A ansiedade da classe média em não querer olhar para aqueles que estão fora do sistema é bem evidenciada pelo apoio de 73% que a opinião pública francesa, segundo as pesquisas, concedeu à medida de toque de recolher editada como parte da repressão às manifestações.

O governo francês está anunciando para 2006, a reserva orçamentária de cem milhões de euros para investir nas periferias, criando postos de trabalho diretos e indiretos através da instituição, inclusive, de zonas de benefício fiscal para a instalação de empresas geradoras de emprego. Por aqui, este tipo de promessa não causaria nenhum calafrio porque as verbas que constam do Orçamento da União para os programas sociais acabam sendo “contigenciadas”, ou seja, ficam no papel e os gastos previstos não são consumados.
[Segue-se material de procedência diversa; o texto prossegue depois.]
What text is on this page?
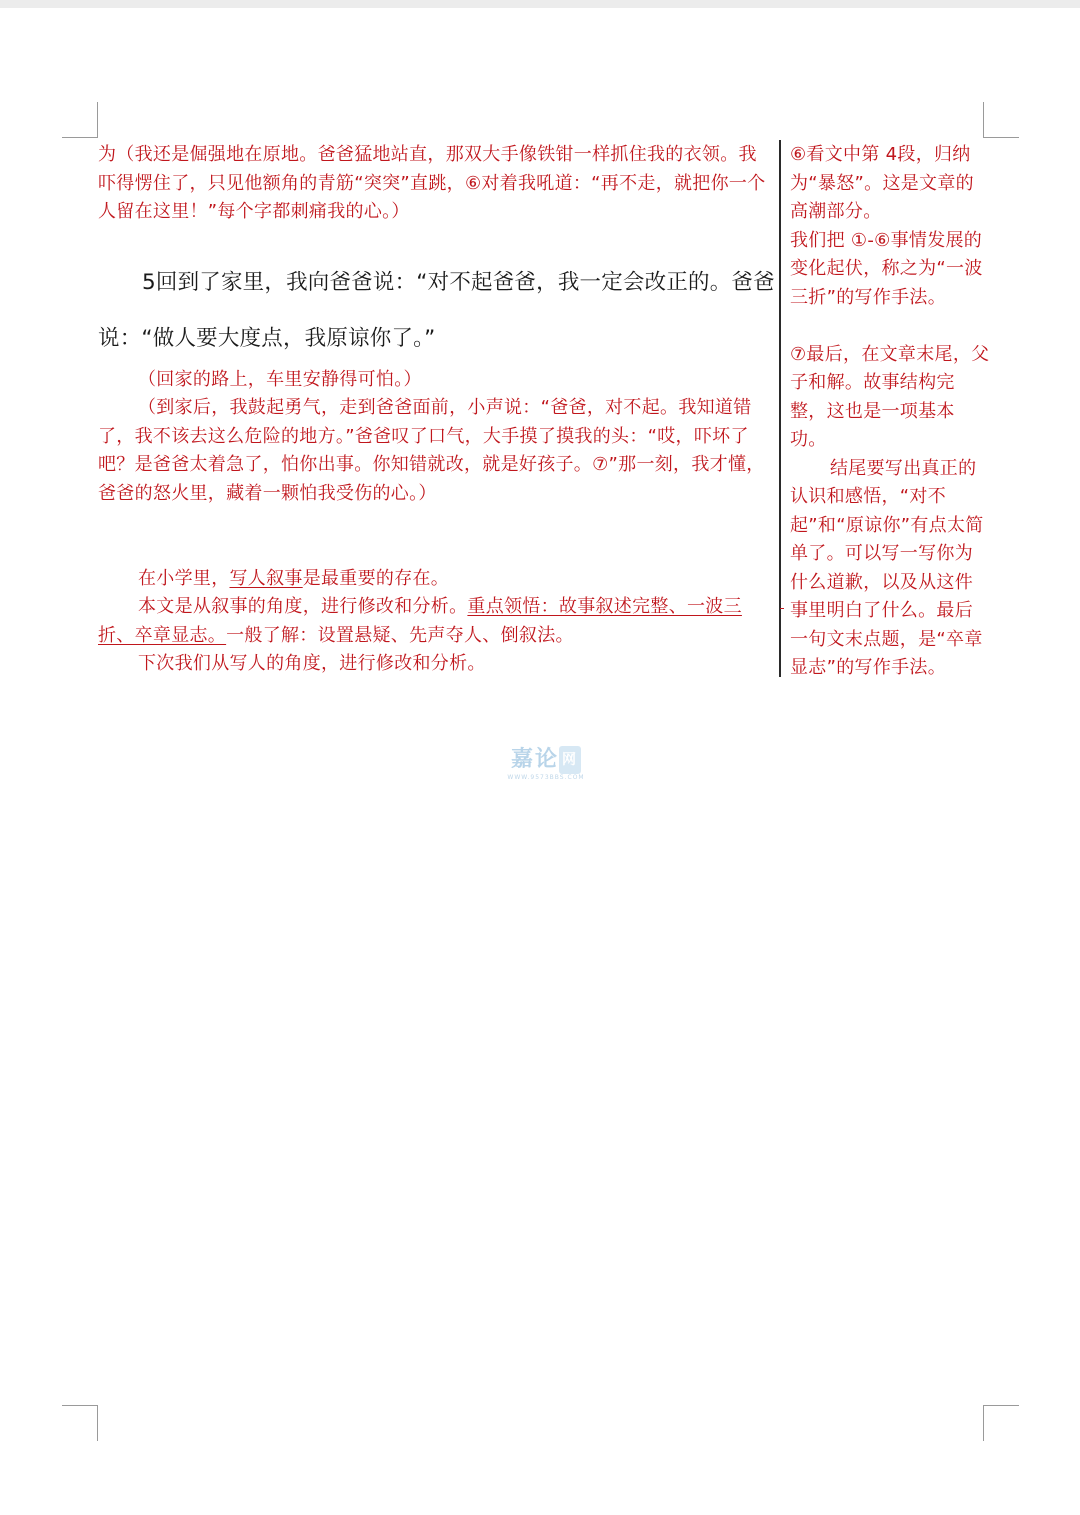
为（我还是倔强地在原地。爸爸猛地站直，那双大手像铁钳一样抓住我的衣领。我吓得愣住了，只见他额角的青筋“突突”直跳，⑥对着我吼道：“再不走，就把你一个人留在这里！”每个字都刺痛我的心。）
5回到了家里，我向爸爸说：“对不起爸爸，我一定会改正的。爸爸
说：“做人要大度点，我原谅你了。”
（回家的路上，车里安静得可怕。）
（到家后，我鼓起勇气，走到爸爸面前，小声说：“爸爸，对不起。我知道错了，我不该去这么危险的地方。”爸爸叹了口气，大手摸了摸我的头：“哎，吓坏了吧？是爸爸太着急了，怕你出事。你知错就改，就是好孩子。⑦”那一刻，我才懂，爸爸的怒火里，藏着一颗怕我受伤的心。）
在小学里，写人叙事是最重要的存在。
本文是从叙事的角度，进行修改和分析。重点领悟：故事叙述完整、一波三折、卒章显志。一般了解：设置悬疑、先声夺人、倒叙法。
下次我们从写人的角度，进行修改和分析。

⑥看文中第 4段，归纳为“暴怒”。这是文章的高潮部分。

我们把 ①-⑥事情发展的变化起伏，称之为“一波三折”的写作手法。

⑦最后，在文章末尾，父子和解。故事结构完整，这也是一项基本功。

结尾要写出真正的认识和感悟，“对不起”和“原谅你”有点太简单了。可以写一写你为什么道歉，以及从这件事里明白了什么。最后一句文末点题，是“卒章显志”的写作手法。

嘉论 网
WWW.9573BBS.COM
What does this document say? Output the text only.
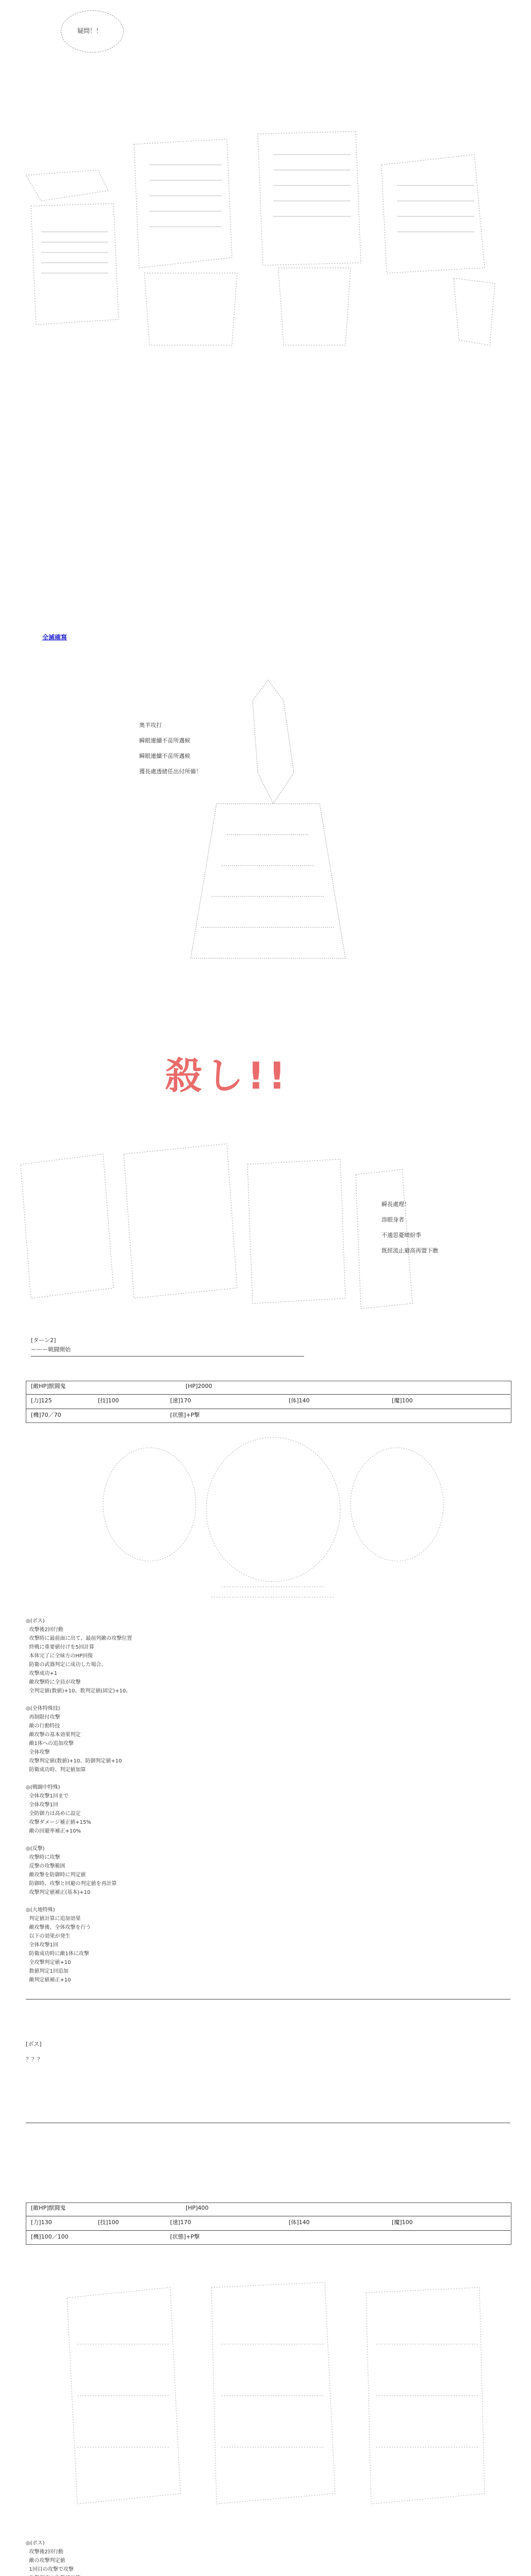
疑問！！
全滅確寫
奥羊攻打
瞬眼連續不苗所邁候
瞬眼連續不苗所邁候
獲長處透緒任出付所備！
殺し!!
瞬長處理！
溶眼身者
不適思憂晴紛季
既經流止避高再盟下瞧
[ターン2]
ーーー戦闘開始
[敵HP]獣闘鬼	[HP]2000
[力]125	[技]100	[速]170	[体]140	[魔]100
[機]70／70	[状態]+P撃
◎(ボス)
攻撃後2回行動
攻撃時に最前面に出て、最前列敵の攻撃位置
終戦に重要値付けを5回計算
本体完了に全味方のHP回復
防衛の武器判定に成功した場合、
攻撃成功+1
敵攻撃時に全員が攻撃
全判定値(数値)+10、数判定値(固定)+10。
◎(全体特殊技)
再制限付攻撃
敵の行動特技
敵攻撃の基本効果判定
敵1体への追加攻撃
全体攻撃
攻撃判定値(数値)+10、防御判定値+10
防衛成功時、判定値加算
◎(戦闘中特殊)
全体攻撃1回まで
全体攻撃1回
全防御力は高めに設定
攻撃ダメージ補正値+15%
敵の回避率補正+10%
◎(反撃)
攻撃時に攻撃
反撃の攻撃範囲
敵攻撃を防御時に判定値
防御時、攻撃と回避の判定値を再計算
攻撃判定値補正(基本)+10
◎(大地特殊)
判定値計算に追加効果
敵攻撃後、全体攻撃を行う
以下の効果が発生
全体攻撃1回
防衛成功時に敵1体に攻撃
全攻撃判定値+10
数値判定1回追加
敵判定値補正+10
[ボス]
？？？
[敵HP]獣闘鬼	[HP]400
[力]130	[技]100	[速]170	[体]140	[魔]100
[機]100／100	[状態]+P撃
◎(ボス)
攻撃後2回行動
敵の攻撃判定値
1回目の攻撃で攻撃
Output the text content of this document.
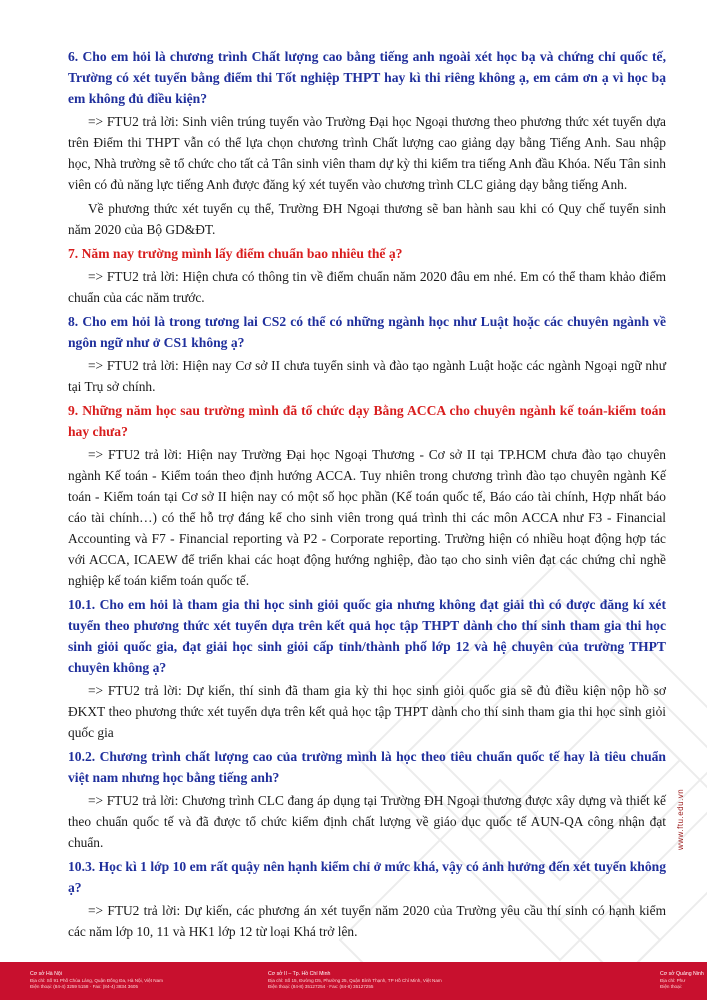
6. Cho em hỏi là chương trình Chất lượng cao bằng tiếng anh ngoài xét học bạ và chứng chỉ quốc tế, Trường có xét tuyển bằng điểm thi Tốt nghiệp THPT hay kì thi riêng không ạ, em cảm ơn ạ vì học bạ em không đủ điều kiện?

=> FTU2 trả lời: Sinh viên trúng tuyển vào Trường Đại học Ngoại thương theo phương thức xét tuyển dựa trên Điểm thi THPT vẫn có thể lựa chọn chương trình Chất lượng cao giảng dạy bằng Tiếng Anh. Sau nhập học, Nhà trường sẽ tổ chức cho tất cả Tân sinh viên tham dự kỳ thi kiểm tra tiếng Anh đầu Khóa. Nếu Tân sinh viên có đủ năng lực tiếng Anh được đăng ký xét tuyển vào chương trình CLC giảng dạy bằng tiếng Anh.

Về phương thức xét tuyển cụ thể, Trường ĐH Ngoại thương sẽ ban hành sau khi có Quy chế tuyển sinh năm 2020 của Bộ GD&ĐT.

7. Năm nay trường mình lấy điểm chuẩn bao nhiêu thế ạ?

=> FTU2 trả lời: Hiện chưa có thông tin về điểm chuẩn năm 2020 đâu em nhé. Em có thể tham khảo điểm chuẩn của các năm trước.

8. Cho em hỏi là trong tương lai CS2 có thể có những ngành học như Luật hoặc các chuyên ngành về ngôn ngữ như ở CS1 không ạ?

=> FTU2 trả lời: Hiện nay Cơ sở II chưa tuyển sinh và đào tạo ngành Luật hoặc các ngành Ngoại ngữ như tại Trụ sở chính.

9. Những năm học sau trường mình đã tổ chức dạy Bằng ACCA cho chuyên ngành kế toán-kiểm toán hay chưa?

=> FTU2 trả lời: Hiện nay Trường Đại học Ngoại Thương - Cơ sở II tại TP.HCM chưa đào tạo chuyên ngành Kế toán - Kiểm toán theo định hướng ACCA. Tuy nhiên trong chương trình đào tạo chuyên ngành Kế toán - Kiểm toán tại Cơ sở II hiện nay có một số học phần (Kế toán quốc tế, Báo cáo tài chính, Hợp nhất báo cáo tài chính…) có thể hỗ trợ đáng kể cho sinh viên trong quá trình thi các môn ACCA như F3 - Financial Accounting và F7 - Financial reporting và P2 - Corporate reporting. Trường hiện có nhiều hoạt động hợp tác với ACCA, ICAEW để triển khai các hoạt động hướng nghiệp, đào tạo cho sinh viên đạt các chứng chỉ nghề nghiệp kế toán kiểm toán quốc tế.

10.1. Cho em hỏi là tham gia thi học sinh giỏi quốc gia nhưng không đạt giải thì có được đăng kí xét tuyển theo phương thức xét tuyển dựa trên kết quả học tập THPT dành cho thí sinh tham gia thi học sinh giỏi quốc gia, đạt giải học sinh giỏi cấp tỉnh/thành phố lớp 12 và hệ chuyên của trường THPT chuyên không ạ?

=> FTU2 trả lời: Dự kiến, thí sinh đã tham gia kỳ thi học sinh giỏi quốc gia sẽ đủ điều kiện nộp hồ sơ ĐKXT theo phương thức xét tuyển dựa trên kết quả học tập THPT dành cho thí sinh tham gia thi học sinh giỏi quốc gia

10.2. Chương trình chất lượng cao của trường mình là học theo tiêu chuẩn quốc tế hay là tiêu chuẩn việt nam nhưng học bằng tiếng anh?

=> FTU2 trả lời: Chương trình CLC đang áp dụng tại Trường ĐH Ngoại thương được xây dựng và thiết kế theo chuẩn quốc tế và đã được tổ chức kiểm định chất lượng về giáo dục quốc tế AUN-QA công nhận đạt chuẩn.

10.3. Học kì 1 lớp 10 em rất quậy nên hạnh kiểm chỉ ở mức khá, vậy có ảnh hưởng đến xét tuyển không ạ?

=> FTU2 trả lời: Dự kiến, các phương án xét tuyển năm 2020 của Trường yêu cầu thí sinh có hạnh kiểm các năm lớp 10, 11 và HK1 lớp 12 từ loại Khá trở lên.

www.ftu.edu.vn
Cơ sở Hà Nội
Địa chỉ: Số 91 Phố Chùa Láng, Quận Đống Đa, Hà Nội, Việt Nam
Điện thoại: (84-4) 3259 5158 · Fax: (84-4) 3834 3605
Cơ sở II – Tp. Hồ Chí Minh
Địa chỉ: Số 15, Đường D5, Phường 25, Quận Bình Thạnh, TP Hồ Chí Minh, Việt Nam
Điện thoại: (84-8) 35127254 · Fax: (84-8) 35127255
Cơ sở Quảng Ninh
Địa chỉ: Phư
Điện thoại:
Na França, a opinião pública mais progressista repudia este pacote de vagas promessas e denuncia que não há como esperar pelo ano que vem, dizendo que, ao invés de toque de recolher, o governo deveria decretar o estado de emergência social.

Estas vagas de violência de massa vêm e vão como o movimento das marés. Para um governo às vésperas de ano eleitoral, tornou-se ponto de honra esmagar esta insurgência com todo o aparato repressivo possível. Em breve estes jovens vão ser expulsos das ruas e a classe média será convencida da ilusão de que pode dormir tranqüila. As causas de tudo isto, contudo, vão continuar a corroer as grandes cidades. O estado de emergência social continua a existir mas, não causando o incômodo de gerar ansiedades, deixa de merecer atenção.

Este tipo de relacionamento entre o Estado Neoliberal e os despossuídos é o fato gerador da massa crítica de pressão formada pelos movimentos sociais. O sindicalismo combativo e a esquerda tradicional deixam de constituir focos de tensão para o capitalismo e vão sendo atropelados por estes movimentos de força. Ao invés do proletariado, o palco é assumido por um sub-proletariado mais agressivo e que interrompe as calmarias sempre de modo inesperado.

O grande desafio das forças do progresso nestes tempos de globalização é construir o enlace entre os seres humanos tornados desnecessários e aqueles que estão na produção. O discurso de que um outro mundo é possível tornou-se muito difundido nos tempos recentes mas, não se caminhará para construir uma sociedade justa e solidária sem que a marcha acerte o passo com aqueles que não tem nada a perder.

Notas de rodapé

(1) Estes são os primeiros números do código postal dos subúrbios do norte de Paris, o que faz com a imprensa local refira-se ao cenário de violência com esta expressão.

(2) DIEU, François, “Politiques Publiques de Sécurité”, Edit. L’Harmattan, France, 1999.